## Imports

In [1]:
import json
from sklearn.model_selection import train_test_split
from sklearn.feature_extraction.text import CountVectorizer, TfidfVectorizer
from sklearn import svm
from sklearn.tree import DecisionTreeClassifier
from sklearn.linear_model import LogisticRegression
from sklearn.metrics import f1_score
from googletrans import Translator
translator = Translator()

## Data Classes

In [2]:
import random

class Sentiment:
    NEGATIVE = "NEGATIVE"
    NEUTRAL = "NEUTRAL"
    POSITIVE = "POSITIVE"

class Review:
    def __init__(self,text,score):
        self.text = text
        self.score = score
        self.sentiment = self.get_sentiment()
        
    def get_sentiment(self):
        if self.score <= 2:
            return Sentiment.NEGATIVE
        elif self.score ==3:
            return Sentiment.NEUTRAL
        else:
            return Sentiment.POSITIVE
        
        
class review_container:
    def __init__(self,reviews):
        self.reviews = reviews
    
    def get_text(self):
        return [x.text for x in self.reviews]
        
    def get_sentiment(self):
        return [x.sentiment for x in self.reviews]
        
    def evenly_distribute(self):
        negative = list(filter(lambda x: x.sentiment == Sentiment.NEGATIVE, self.reviews))
        positive = list(filter(lambda x: x.sentiment == Sentiment.POSITIVE, self.reviews))
        positive_shrunk = positive[:len(negative)]
        self.reviews = negative +positive_shrunk
        random.shuffle(self.reviews)
        

## Read json file

In [3]:
file_name = './datasets/sentiment/Books_small_10000.json'

reviews = []

with open(file_name) as f:
    for line in f:
        review = json.loads(line)
        reviews.append(Review(review['reviewText'],review['overall']))

## Seeing the data

In [4]:
print(reviews[25].sentiment)
print(reviews[1].sentiment)
print(reviews[2].sentiment)

POSITIVE
NEUTRAL
POSITIVE


In [5]:
len(reviews)

10000

## Prepare data

In [6]:
train,test = train_test_split(reviews,test_size=0.33,random_state=42)

train_container = review_container(train)
test_container = review_container(test)

In [7]:
train_container.evenly_distribute()

train_x = train_container.get_text()
train_y = train_container.get_sentiment()

test_container.evenly_distribute()
test_x = test_container.get_text()
test_y = test_container.get_sentiment()

## Bag of words

In [8]:
vectorizer = TfidfVectorizer()

train_x_vectors = vectorizer.fit_transform(train_x)

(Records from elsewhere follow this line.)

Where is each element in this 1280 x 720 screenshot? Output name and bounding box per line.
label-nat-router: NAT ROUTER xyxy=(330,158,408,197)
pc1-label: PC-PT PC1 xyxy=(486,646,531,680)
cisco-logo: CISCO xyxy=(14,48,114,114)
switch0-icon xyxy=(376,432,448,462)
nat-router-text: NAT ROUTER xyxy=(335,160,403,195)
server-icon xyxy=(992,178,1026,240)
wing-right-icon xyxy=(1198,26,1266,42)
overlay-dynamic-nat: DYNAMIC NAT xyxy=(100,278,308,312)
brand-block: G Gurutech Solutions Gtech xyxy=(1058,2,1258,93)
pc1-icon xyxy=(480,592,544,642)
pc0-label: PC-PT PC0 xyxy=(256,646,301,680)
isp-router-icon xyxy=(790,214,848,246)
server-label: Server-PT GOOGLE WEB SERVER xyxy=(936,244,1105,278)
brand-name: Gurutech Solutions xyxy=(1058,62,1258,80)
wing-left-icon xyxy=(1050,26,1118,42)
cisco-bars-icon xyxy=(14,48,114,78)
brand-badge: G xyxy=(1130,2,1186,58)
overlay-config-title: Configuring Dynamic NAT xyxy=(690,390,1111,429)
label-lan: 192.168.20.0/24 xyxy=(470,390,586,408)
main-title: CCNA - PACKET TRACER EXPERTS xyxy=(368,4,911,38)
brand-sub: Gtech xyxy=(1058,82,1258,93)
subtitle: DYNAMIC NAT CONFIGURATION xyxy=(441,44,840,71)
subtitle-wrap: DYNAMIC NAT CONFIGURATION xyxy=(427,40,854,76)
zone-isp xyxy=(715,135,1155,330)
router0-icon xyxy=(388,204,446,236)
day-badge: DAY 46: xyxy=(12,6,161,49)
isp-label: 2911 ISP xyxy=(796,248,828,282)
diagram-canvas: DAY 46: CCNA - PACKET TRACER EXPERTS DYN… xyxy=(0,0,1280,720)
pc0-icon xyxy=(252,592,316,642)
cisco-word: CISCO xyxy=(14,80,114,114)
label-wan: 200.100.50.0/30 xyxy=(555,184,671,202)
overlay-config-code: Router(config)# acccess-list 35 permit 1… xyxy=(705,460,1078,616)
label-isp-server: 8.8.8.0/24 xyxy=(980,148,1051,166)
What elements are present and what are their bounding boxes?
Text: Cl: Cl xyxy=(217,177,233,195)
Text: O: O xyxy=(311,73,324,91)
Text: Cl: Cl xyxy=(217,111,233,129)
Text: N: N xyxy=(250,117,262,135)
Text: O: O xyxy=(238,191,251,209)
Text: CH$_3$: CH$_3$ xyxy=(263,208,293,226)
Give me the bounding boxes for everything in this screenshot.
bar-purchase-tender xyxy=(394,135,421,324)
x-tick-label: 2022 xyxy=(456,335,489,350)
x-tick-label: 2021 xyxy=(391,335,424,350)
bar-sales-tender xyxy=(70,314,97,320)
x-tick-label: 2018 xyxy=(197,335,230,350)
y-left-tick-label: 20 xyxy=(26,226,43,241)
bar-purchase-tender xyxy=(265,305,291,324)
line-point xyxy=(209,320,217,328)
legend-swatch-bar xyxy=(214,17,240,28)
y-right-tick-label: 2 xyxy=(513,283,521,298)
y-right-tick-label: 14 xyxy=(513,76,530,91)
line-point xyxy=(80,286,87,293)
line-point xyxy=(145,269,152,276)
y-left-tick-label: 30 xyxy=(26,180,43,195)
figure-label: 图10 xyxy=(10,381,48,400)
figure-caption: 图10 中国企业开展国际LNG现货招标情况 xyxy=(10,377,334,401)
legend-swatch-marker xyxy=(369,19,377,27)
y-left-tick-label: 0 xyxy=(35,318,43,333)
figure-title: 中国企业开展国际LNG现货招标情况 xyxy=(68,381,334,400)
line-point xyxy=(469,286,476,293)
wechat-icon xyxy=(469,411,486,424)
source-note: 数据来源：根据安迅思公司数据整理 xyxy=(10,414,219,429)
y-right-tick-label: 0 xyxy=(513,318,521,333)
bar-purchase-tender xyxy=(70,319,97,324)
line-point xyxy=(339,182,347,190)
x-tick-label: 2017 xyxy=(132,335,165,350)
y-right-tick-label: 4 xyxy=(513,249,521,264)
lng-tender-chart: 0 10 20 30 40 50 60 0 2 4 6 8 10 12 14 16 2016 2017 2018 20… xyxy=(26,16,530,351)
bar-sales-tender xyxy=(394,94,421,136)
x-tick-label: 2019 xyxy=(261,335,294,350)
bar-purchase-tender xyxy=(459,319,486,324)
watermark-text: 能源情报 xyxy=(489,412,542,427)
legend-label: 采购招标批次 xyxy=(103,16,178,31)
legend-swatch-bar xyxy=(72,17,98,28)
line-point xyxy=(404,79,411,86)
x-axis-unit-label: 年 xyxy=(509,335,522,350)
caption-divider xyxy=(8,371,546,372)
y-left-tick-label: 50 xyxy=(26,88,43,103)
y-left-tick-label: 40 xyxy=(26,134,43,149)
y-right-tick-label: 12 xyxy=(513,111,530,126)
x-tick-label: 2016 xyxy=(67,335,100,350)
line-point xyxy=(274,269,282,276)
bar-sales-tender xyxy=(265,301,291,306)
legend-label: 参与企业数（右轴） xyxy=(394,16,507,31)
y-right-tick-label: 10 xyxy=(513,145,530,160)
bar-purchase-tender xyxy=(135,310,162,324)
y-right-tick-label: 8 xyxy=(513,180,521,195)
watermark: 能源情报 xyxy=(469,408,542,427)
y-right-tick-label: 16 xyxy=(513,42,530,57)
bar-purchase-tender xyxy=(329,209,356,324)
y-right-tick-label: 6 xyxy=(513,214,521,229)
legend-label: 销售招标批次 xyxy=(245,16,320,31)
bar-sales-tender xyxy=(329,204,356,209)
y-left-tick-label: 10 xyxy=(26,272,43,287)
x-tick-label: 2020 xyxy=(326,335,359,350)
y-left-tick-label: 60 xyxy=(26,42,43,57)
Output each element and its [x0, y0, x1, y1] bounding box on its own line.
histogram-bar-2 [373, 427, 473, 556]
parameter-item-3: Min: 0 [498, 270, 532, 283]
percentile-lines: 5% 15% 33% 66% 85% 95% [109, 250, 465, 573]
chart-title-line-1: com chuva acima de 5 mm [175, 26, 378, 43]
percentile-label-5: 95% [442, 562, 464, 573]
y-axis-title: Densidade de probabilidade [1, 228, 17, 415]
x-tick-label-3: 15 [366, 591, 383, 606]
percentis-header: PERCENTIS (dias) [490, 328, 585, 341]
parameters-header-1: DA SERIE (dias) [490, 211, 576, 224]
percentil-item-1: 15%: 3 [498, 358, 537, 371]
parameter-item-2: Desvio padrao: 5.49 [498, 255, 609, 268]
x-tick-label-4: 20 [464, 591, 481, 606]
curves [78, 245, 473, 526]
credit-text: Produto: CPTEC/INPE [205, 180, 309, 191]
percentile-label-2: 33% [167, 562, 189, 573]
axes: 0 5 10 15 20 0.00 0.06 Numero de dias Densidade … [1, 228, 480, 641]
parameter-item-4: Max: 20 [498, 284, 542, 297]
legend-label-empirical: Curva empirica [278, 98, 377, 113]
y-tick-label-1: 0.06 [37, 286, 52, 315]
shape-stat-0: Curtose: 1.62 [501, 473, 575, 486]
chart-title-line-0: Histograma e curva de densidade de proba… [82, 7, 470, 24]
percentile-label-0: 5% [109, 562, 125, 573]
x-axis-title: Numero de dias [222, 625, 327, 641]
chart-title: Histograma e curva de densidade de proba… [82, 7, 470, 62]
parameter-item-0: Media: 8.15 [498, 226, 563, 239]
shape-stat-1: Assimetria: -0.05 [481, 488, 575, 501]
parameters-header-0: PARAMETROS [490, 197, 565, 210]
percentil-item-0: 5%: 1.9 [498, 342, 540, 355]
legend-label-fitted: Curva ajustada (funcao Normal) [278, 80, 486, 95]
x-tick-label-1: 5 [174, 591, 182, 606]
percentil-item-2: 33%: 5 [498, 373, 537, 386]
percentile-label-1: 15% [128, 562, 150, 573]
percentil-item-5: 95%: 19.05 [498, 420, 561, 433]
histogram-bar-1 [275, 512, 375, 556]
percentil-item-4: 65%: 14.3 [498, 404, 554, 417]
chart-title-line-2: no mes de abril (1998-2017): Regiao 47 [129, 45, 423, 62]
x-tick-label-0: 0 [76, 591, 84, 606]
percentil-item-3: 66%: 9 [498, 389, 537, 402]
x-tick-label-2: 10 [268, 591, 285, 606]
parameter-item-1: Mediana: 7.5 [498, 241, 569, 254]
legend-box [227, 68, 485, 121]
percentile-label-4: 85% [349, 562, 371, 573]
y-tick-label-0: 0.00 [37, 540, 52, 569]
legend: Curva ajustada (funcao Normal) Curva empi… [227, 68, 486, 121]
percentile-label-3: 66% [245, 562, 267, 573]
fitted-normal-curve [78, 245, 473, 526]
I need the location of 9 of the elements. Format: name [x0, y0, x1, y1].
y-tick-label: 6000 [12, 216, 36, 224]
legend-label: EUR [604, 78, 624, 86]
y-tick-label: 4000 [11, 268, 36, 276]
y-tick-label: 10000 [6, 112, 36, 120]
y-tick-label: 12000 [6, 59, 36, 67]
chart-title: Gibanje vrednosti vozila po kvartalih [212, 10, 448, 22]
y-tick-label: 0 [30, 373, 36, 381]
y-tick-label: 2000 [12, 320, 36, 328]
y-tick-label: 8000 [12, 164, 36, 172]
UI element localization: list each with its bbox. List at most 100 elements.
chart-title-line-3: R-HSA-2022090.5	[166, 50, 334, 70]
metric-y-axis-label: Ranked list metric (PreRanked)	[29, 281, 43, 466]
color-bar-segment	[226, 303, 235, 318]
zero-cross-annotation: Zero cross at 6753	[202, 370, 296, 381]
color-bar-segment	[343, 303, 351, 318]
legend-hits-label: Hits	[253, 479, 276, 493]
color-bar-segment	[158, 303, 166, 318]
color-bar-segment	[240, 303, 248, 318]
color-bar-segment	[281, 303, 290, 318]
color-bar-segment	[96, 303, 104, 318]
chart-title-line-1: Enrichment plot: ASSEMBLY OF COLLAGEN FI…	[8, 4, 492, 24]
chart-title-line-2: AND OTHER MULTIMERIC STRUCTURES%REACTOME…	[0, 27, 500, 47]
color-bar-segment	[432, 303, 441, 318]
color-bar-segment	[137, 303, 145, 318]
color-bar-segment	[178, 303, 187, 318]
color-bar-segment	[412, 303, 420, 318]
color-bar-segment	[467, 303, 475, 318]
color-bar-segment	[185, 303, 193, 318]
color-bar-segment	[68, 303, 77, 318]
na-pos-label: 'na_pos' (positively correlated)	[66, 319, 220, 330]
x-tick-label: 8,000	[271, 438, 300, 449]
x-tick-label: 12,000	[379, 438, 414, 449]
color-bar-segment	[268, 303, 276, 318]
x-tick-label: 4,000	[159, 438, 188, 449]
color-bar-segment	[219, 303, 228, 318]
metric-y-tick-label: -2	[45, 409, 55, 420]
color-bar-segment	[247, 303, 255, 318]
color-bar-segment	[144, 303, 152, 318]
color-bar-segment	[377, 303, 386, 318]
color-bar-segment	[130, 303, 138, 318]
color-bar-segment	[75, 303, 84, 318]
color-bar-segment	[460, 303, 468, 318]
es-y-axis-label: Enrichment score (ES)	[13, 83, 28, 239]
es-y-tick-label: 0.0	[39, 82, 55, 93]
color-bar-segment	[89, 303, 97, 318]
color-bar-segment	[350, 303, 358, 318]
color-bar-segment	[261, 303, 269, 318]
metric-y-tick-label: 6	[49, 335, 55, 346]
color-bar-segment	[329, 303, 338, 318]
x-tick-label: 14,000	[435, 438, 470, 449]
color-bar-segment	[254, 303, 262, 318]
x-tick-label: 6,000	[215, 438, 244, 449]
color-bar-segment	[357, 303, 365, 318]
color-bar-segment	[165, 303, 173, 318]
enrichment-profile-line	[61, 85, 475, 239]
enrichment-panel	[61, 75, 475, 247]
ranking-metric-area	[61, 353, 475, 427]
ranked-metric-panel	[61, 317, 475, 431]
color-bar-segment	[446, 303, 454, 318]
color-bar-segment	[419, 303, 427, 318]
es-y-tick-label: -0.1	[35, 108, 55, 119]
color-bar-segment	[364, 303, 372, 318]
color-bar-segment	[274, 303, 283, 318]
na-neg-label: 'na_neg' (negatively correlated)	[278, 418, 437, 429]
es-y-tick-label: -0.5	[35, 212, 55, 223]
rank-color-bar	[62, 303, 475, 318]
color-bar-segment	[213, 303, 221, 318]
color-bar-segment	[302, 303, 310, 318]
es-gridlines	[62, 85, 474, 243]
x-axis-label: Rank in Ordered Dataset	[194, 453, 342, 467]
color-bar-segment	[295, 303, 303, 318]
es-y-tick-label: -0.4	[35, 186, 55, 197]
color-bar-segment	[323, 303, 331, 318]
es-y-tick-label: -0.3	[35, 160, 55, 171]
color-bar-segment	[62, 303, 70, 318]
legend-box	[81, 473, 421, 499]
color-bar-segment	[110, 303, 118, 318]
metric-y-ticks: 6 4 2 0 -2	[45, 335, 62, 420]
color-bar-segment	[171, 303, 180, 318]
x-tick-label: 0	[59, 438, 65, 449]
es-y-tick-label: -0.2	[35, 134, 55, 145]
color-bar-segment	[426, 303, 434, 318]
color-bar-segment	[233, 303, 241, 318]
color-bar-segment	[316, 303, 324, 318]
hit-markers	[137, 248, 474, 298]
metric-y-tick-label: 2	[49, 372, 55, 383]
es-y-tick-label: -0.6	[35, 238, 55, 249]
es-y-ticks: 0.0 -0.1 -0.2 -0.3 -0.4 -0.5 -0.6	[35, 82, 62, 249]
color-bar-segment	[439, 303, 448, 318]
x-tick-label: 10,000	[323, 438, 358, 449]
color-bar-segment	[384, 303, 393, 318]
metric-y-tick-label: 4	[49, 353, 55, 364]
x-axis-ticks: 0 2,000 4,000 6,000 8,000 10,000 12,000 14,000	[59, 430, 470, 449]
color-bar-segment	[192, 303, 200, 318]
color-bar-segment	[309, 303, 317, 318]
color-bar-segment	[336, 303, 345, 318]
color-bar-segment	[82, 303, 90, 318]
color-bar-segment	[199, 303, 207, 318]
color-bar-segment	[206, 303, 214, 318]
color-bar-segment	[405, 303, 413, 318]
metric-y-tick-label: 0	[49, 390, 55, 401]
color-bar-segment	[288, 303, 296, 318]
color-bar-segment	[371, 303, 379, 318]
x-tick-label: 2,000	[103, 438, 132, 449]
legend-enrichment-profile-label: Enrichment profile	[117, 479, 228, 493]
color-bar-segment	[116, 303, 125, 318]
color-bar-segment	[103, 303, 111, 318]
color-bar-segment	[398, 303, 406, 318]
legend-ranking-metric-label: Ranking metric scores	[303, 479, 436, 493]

test_x_vectors = vectorizer.transform(test_x)

test_x_vectors = vectorizer.transform(test_x)

## Classifications

#### Linear SVM

In [9]:
clf_svm = svm.SVC(kernel = 'linear')

clf_svm.fit(train_x_vectors,train_y)

test_x[0]

clf_svm.predict(test_x_vectors[0])

array(['NEGATIVE'], dtype='<U8')

#### Decision Tree

In [10]:


clf_dec = DecisionTreeClassifier()

clf_dec.fit(train_x_vectors, train_y)

clf_dec.predict(test_x_vectors[0])



array(['POSITIVE'], dtype='<U8')

### Logistic Regression

In [11]:
clf_log = LogisticRegression()

clf_log.fit(train_x_vectors,train_y)

clf_log.predict(test_x_vectors[0])



array(['NEGATIVE'], dtype='<U8')

## Testing wich is the best

In [12]:
print(clf_svm.score(test_x_vectors,test_y))

print(clf_dec.score(test_x_vectors,test_y))

print(clf_log.score(test_x_vectors,test_y))

0.8076923076923077
0.6610576923076923
0.8028846153846154


In [13]:
print(f1_score(test_y, clf_svm.predict(test_x_vectors),average=None,labels=[Sentiment.POSITIVE, Sentiment.NEGATIVE]))

print(f1_score(test_y, clf_dec.predict(test_x_vectors),average=None,labels=[Sentiment.POSITIVE, Sentiment.NEGATIVE]))

print(f1_score(test_y, clf_log.predict(test_x_vectors),average=None,labels=[Sentiment.POSITIVE, Sentiment.NEGATIVE]))

[0.80582524 0.80952381]
[0.65356265 0.66823529]
[0.80097087 0.8047619 ]


## And now, use the project

In [14]:
def sentiment(list):
    translates = []
    
    for x in list:
        translate = translator.translate(x).text
        translates.append(translate)
        
    new_test = vectorizer.transform(translates)
    return clf_svm.predict(new_test) 
        

Using the translator library to write reviews in portuguese

In [15]:
words = ['este livro é ruim','Perda de tempo', 'este livro é muito confuso','gostei muito deste livro',]
sentiment(words)

array(['NEGATIVE', 'NEGATIVE', 'NEGATIVE', 'POSITIVE'], dtype='<U8')